Journal-Advocate (Sterling)

Clifford, Rams rebound from Wyoming loss with kickball

- By Sean Keeler skeeler@denverpost.com

FORT COLLINS — For socalled roadkill, Nique Clifford kicked some serious tail Tuesday night.

Thank the kickball.

Yes, kickball. A bunch of college dudes and their coaches playing like fifth-graders again.

“We got rid of (our last game),” Clifford explained after dropping 20 points in a 79-71 win over San Diego State. “We went and played kickball. We had some fun. Got back to being who we are … that got us closer together.”

If there was ever a moment and a team that required flushing, it was the 16-5 Rams.

After Saturday’s soul-killing loss at woebegone Wyoming this past weekend, social media declared them dead. Some Foco faithful started calling for heads to roll and whispering the winter’s dirtiest 3-letter word: N-I-T.

“You don’t go in and try to shame these (players) for what they did,” CSU coach Niko Medved explained. “They know.

“I just decided (on Sunday), ‘We’re not going to spend one minute getting ready for SDSU.’ It’s 62 degrees in FORT Collins, let’s go out and play some kickball.”

Flushing accomplish­ed.

Team Roadkill outscored one of the most physical teams in the country in the paint 30-22. They won the fast-break point count by a margin of 18-12. They turned it over just 10 times.

NIT? Come on. Are the Rammies flawed? Yeah. CSU still feels like a David Roddy team without David Roddy, which isn’t fair, but that’s the bar.

Fair to worry about how this team closes?
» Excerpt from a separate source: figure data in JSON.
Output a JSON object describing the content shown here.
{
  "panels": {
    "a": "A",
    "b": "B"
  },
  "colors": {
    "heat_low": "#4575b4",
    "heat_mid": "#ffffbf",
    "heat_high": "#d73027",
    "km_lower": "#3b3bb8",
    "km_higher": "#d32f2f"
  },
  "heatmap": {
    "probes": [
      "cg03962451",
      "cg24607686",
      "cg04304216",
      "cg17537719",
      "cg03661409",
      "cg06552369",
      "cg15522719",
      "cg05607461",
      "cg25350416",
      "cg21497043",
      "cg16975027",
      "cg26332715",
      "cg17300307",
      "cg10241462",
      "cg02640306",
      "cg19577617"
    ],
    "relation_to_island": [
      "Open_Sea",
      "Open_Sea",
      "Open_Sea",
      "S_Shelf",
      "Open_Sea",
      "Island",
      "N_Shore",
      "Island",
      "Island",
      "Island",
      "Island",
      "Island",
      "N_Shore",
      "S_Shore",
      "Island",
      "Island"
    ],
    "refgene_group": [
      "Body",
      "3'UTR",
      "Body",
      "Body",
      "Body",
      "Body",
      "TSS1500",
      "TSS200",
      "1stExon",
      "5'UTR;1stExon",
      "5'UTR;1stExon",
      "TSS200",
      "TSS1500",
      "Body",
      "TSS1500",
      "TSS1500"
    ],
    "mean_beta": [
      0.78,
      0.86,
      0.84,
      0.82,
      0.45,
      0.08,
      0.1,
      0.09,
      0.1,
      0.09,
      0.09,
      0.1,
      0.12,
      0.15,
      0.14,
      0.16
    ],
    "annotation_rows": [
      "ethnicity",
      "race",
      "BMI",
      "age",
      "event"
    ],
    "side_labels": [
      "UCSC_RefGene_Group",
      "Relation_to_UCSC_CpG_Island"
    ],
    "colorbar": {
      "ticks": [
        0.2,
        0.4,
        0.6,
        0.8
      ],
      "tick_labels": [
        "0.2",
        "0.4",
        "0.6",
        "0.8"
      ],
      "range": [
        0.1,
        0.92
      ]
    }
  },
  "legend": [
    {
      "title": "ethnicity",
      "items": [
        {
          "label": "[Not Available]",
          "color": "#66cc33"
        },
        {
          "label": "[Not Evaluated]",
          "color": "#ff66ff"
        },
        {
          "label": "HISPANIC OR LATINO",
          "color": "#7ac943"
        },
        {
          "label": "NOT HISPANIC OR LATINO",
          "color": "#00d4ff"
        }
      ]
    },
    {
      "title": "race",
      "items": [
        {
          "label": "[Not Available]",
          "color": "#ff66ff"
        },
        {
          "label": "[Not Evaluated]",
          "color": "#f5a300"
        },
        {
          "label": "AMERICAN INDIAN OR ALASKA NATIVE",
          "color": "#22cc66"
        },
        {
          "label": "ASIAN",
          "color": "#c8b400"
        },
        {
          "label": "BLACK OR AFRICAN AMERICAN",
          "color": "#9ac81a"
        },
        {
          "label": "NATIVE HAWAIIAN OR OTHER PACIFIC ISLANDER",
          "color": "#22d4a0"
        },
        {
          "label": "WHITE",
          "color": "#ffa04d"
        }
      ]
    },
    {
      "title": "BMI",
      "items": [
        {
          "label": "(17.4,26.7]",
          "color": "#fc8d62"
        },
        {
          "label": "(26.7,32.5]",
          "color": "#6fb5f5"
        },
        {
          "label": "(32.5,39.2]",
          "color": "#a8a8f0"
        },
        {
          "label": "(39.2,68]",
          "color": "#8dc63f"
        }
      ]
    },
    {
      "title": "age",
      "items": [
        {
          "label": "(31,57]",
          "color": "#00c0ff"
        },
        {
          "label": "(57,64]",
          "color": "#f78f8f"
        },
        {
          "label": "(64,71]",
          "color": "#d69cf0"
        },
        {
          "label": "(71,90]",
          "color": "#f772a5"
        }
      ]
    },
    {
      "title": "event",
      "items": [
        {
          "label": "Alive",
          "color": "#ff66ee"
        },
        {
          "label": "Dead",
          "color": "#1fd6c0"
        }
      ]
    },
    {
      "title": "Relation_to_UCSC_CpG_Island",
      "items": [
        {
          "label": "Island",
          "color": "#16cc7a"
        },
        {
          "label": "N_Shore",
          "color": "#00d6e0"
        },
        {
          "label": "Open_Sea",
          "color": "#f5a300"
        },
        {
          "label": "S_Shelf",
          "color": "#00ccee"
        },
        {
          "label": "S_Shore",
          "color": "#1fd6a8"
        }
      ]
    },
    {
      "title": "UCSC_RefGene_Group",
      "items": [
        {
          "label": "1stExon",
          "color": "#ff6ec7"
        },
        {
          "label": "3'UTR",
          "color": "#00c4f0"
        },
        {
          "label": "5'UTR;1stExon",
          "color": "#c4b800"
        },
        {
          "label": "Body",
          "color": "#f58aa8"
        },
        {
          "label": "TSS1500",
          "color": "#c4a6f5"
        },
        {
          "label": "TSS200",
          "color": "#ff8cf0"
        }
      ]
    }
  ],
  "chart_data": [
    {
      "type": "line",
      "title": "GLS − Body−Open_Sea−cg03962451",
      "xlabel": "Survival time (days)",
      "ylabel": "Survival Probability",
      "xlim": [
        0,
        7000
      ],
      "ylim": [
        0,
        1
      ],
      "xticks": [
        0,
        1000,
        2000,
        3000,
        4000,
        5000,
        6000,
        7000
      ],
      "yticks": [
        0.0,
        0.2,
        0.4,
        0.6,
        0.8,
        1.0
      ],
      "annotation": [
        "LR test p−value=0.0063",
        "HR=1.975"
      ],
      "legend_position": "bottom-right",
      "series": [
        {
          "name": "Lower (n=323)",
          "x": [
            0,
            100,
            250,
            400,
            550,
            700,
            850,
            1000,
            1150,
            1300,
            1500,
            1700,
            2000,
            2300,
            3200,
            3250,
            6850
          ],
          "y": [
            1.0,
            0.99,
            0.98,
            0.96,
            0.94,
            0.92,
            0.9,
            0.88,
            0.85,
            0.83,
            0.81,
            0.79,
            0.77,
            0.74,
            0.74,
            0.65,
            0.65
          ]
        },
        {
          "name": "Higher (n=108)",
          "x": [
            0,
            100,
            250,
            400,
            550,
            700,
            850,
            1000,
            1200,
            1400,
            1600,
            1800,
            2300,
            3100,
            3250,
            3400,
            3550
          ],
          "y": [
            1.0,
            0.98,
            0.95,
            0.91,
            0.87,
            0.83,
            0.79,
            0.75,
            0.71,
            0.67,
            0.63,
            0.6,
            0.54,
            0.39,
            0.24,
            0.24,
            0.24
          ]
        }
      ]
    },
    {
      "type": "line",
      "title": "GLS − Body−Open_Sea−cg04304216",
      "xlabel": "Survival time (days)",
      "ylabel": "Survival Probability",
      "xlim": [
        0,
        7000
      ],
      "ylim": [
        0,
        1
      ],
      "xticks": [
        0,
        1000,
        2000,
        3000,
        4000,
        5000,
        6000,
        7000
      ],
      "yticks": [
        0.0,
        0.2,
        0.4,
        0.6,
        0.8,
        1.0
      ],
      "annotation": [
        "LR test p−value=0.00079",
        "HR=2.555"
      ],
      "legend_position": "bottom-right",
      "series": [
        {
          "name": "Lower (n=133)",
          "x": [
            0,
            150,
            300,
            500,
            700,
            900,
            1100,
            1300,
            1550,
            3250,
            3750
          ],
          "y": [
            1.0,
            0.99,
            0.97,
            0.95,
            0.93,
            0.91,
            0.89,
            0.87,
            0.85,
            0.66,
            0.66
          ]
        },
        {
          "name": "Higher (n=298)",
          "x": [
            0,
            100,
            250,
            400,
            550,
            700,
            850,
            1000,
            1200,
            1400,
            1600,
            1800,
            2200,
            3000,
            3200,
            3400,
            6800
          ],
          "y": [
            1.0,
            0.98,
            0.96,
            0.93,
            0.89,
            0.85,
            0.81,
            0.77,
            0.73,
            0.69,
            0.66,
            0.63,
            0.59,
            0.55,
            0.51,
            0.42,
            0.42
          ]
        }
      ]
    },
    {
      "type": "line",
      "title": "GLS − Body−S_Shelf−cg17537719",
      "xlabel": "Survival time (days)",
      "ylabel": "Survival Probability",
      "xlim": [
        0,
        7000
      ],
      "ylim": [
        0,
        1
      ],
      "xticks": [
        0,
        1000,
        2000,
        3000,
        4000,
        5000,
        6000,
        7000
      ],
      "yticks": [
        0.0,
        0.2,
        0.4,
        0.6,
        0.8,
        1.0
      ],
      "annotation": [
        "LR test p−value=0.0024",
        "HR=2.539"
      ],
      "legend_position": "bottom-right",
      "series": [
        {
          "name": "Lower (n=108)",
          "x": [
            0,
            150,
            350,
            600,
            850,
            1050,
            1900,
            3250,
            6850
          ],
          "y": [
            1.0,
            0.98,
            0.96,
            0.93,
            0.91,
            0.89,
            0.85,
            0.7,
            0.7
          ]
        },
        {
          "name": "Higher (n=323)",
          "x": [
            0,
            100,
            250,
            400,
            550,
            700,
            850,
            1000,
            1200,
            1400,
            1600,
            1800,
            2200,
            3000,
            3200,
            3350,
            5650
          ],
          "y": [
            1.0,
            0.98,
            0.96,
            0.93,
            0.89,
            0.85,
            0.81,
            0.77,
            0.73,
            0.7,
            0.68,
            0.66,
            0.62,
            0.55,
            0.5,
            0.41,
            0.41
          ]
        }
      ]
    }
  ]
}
Sure. The Rammies made just six of their final 10 free-throw attempts Tuesday in friendly confines, makes that would’ve put this one to bed a lot sooner. Coming off missing three out of five from the stripe in the last 3:31 of regulation in Laramie, the wrong kinds of patterns form.

Fair to panic? Nah.

“As good of a win as we’ve had,” Medved said. “Just couldn’t be prouder of this group of young men.”